SBP’s mandate was not only not discussed, however, under the new Act, but the Parliament cannot even amend unless SBP agrees with it, a requirement which is unconstitutional. From Sovereignty lies with IMF
While briefing the International Monetary Fund officials via video link on Monday, he said the provision provides that the central bank would be consulted on any proposed legislation relatable to the SBP.
The legislative power has been conferred by the Constitution on the parliament, and the Constitution does not provide for any consultation with the SBP prior to passing of any legislation, he explained, adding the proposed section introduced a stipulation which was ultra vires of the Constitution.
The legislative power has been conferred by the Constitution on the parliament, and the Constitution does not provide for any consultation with the SBP prior to passing of any legislation, he explained, adding the proposed section introduced a stipulation which was ultra vires of the Constitution.
Though reportedly the draft hasn’t been shared with the legislature or the stakeholders, it was approved by the most competent team i.e., the federal cabinet, without reading.
The federal cabinet approved the SBP Bill on March 9, 2021 but without reading it.
Lastly, no one knows where the stated mandate of “marginally positive real interest rate” came from.
I am but a humble blogger.
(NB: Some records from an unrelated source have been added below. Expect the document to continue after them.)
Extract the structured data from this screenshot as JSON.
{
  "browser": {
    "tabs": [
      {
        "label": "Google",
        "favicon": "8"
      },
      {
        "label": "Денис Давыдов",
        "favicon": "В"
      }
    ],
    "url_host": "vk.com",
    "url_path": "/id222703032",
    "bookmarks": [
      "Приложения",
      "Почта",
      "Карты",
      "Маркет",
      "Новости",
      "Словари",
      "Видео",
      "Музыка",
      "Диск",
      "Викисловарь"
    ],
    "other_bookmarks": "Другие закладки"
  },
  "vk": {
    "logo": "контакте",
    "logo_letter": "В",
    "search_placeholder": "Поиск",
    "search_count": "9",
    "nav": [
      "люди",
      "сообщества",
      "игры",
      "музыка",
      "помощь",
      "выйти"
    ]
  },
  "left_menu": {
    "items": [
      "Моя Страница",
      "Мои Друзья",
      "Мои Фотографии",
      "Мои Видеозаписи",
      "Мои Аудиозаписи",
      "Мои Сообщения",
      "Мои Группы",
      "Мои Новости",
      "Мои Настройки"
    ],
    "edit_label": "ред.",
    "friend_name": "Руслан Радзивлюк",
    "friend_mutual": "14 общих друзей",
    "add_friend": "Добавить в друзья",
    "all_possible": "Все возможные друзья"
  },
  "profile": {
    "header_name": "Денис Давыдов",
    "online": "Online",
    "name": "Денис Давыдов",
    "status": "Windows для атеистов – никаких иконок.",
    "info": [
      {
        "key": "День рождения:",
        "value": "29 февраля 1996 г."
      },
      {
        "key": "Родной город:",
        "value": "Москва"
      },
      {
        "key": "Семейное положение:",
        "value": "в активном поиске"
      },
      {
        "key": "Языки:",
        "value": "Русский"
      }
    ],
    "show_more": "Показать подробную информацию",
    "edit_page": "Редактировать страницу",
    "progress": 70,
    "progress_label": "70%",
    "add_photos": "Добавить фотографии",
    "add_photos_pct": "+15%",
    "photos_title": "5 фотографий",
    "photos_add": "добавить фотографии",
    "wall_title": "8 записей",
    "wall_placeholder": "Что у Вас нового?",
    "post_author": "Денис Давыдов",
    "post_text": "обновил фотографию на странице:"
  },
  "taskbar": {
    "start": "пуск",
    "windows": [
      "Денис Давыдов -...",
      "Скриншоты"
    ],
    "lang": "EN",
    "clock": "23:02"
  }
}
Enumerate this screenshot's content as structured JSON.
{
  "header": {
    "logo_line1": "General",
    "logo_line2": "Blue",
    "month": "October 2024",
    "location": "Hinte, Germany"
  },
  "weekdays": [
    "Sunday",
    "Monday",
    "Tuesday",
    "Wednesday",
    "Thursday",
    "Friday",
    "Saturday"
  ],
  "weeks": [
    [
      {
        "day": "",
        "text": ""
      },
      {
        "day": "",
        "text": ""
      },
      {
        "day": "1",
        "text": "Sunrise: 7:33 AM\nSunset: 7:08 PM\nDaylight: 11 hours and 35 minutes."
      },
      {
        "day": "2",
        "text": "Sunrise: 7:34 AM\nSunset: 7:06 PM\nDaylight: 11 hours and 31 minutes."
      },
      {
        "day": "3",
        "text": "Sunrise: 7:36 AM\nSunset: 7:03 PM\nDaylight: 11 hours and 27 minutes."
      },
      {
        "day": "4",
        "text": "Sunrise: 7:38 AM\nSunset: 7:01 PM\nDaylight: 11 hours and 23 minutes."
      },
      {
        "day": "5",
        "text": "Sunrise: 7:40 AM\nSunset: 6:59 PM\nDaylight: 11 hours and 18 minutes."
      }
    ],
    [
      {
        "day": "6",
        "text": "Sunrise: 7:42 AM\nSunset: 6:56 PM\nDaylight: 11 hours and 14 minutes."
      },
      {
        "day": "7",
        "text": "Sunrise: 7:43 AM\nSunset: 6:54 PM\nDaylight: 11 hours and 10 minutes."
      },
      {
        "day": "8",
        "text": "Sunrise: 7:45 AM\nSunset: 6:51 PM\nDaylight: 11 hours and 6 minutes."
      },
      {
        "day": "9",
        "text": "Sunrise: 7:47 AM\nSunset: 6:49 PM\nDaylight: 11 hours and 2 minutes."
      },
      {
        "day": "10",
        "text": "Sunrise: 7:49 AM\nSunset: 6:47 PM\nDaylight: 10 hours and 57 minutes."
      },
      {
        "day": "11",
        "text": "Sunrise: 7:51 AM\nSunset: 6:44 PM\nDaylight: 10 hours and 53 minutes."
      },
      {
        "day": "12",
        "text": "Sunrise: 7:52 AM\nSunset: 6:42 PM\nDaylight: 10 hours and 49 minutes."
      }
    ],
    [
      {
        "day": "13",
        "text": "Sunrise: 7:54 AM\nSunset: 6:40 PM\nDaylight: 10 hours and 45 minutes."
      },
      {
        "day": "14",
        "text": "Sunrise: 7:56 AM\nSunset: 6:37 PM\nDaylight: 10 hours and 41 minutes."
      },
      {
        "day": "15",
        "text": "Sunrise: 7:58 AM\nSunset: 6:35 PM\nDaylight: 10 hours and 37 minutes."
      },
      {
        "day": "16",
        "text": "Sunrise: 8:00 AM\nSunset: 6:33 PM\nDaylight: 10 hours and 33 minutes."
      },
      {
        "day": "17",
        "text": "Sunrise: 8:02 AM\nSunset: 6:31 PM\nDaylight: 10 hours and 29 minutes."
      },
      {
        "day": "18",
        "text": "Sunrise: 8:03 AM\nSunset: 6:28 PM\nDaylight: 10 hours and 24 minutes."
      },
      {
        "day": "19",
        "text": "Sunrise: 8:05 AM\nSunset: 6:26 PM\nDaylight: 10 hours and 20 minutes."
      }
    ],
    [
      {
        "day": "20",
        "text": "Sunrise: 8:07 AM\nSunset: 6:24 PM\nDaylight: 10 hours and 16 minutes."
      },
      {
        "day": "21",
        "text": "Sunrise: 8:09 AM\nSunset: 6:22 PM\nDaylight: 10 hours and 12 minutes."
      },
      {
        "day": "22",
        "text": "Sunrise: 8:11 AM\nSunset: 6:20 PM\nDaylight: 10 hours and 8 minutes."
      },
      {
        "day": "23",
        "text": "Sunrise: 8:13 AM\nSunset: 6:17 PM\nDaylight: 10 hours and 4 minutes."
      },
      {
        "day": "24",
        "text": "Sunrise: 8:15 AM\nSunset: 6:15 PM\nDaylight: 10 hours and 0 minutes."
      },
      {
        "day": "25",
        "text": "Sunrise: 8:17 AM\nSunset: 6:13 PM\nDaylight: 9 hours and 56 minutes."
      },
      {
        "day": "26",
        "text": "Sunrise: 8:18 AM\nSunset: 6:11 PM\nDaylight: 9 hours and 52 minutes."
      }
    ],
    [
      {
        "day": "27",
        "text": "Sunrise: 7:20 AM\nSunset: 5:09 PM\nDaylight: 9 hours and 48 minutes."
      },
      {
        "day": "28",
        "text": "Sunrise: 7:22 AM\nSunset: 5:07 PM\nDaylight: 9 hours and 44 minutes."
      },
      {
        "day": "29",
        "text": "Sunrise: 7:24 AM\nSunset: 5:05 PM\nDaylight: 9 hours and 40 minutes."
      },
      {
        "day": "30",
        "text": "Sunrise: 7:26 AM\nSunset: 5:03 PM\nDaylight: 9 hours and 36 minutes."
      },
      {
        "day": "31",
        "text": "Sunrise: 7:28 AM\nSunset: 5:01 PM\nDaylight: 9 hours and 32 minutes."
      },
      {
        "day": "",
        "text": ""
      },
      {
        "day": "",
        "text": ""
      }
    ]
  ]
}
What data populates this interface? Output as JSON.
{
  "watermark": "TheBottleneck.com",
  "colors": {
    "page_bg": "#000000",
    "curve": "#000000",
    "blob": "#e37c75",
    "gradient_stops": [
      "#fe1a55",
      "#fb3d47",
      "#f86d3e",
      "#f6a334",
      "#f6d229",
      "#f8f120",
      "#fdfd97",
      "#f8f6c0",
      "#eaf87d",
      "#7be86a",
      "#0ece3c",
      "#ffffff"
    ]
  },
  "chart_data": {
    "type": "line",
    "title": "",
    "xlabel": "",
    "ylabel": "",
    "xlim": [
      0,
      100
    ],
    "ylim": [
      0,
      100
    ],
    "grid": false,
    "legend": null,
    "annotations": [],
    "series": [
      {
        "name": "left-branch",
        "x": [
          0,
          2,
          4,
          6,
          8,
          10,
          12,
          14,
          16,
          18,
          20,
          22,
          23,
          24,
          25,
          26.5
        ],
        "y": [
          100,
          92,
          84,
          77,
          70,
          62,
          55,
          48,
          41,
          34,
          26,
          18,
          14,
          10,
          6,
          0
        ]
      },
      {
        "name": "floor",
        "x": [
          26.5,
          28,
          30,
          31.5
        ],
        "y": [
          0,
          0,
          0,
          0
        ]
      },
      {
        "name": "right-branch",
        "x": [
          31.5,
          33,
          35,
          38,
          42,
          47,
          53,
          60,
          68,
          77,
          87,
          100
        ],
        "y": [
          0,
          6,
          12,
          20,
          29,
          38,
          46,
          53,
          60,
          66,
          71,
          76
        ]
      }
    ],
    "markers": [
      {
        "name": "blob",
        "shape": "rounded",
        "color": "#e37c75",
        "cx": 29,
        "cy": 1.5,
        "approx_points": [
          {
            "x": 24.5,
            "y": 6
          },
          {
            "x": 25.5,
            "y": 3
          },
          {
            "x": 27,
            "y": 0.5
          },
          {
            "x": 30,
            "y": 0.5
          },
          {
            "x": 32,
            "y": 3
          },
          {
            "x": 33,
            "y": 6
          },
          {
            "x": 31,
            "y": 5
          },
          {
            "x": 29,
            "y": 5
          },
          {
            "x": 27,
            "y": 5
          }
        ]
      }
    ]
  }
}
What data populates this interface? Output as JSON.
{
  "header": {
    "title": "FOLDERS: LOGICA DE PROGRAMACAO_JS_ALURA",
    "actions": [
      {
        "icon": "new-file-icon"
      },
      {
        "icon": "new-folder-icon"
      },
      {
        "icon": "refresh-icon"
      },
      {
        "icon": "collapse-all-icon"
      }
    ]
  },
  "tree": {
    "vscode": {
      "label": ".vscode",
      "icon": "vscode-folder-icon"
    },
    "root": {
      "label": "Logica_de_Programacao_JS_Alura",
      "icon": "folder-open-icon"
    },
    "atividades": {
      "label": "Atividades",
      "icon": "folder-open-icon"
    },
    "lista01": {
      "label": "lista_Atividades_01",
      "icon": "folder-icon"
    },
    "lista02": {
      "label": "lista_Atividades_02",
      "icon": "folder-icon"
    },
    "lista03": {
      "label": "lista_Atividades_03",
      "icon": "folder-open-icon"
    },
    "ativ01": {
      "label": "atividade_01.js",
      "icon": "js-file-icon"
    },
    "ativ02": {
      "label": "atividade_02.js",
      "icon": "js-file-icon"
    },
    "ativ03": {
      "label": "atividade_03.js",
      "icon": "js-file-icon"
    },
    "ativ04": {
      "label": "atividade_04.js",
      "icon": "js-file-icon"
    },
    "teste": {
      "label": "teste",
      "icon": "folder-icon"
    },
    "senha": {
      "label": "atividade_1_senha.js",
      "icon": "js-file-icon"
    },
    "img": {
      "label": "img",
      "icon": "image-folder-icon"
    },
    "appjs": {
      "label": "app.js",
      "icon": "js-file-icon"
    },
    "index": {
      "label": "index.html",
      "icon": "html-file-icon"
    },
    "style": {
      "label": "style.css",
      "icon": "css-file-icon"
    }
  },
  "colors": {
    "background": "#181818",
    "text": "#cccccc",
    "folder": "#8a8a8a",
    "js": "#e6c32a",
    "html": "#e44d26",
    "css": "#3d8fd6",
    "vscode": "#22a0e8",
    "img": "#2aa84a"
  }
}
However, when the excerpts from the draft SBP amendment were initially leaked over WhatsApp, no one on the pro-independence side (with the exception Uzair Younus and needless to say aap ka bhai) inquired what is SBP’s mandate, who decided the mandate, etc. I am not counting the anti-independence crowd, as no one listens to them anyway (I am not saying they should not be listened to. They should. They are equal stakeholders in the economy and are equally affected by SBP’s decisions).
But since SBP is now talking about “international best practices”, it should let us know
1. Who defined the “end goal” for SBP? Was it SBP MPC itself or did it come from IMF?
2. What is the economic theory behind this “end goal” and
3. Does any research provide evidence that this theory is applicable in Pakistan or in current circumstances?
While we are at it, I would also like to know
4. What made the MPC “feel” that the end goal is being achieved?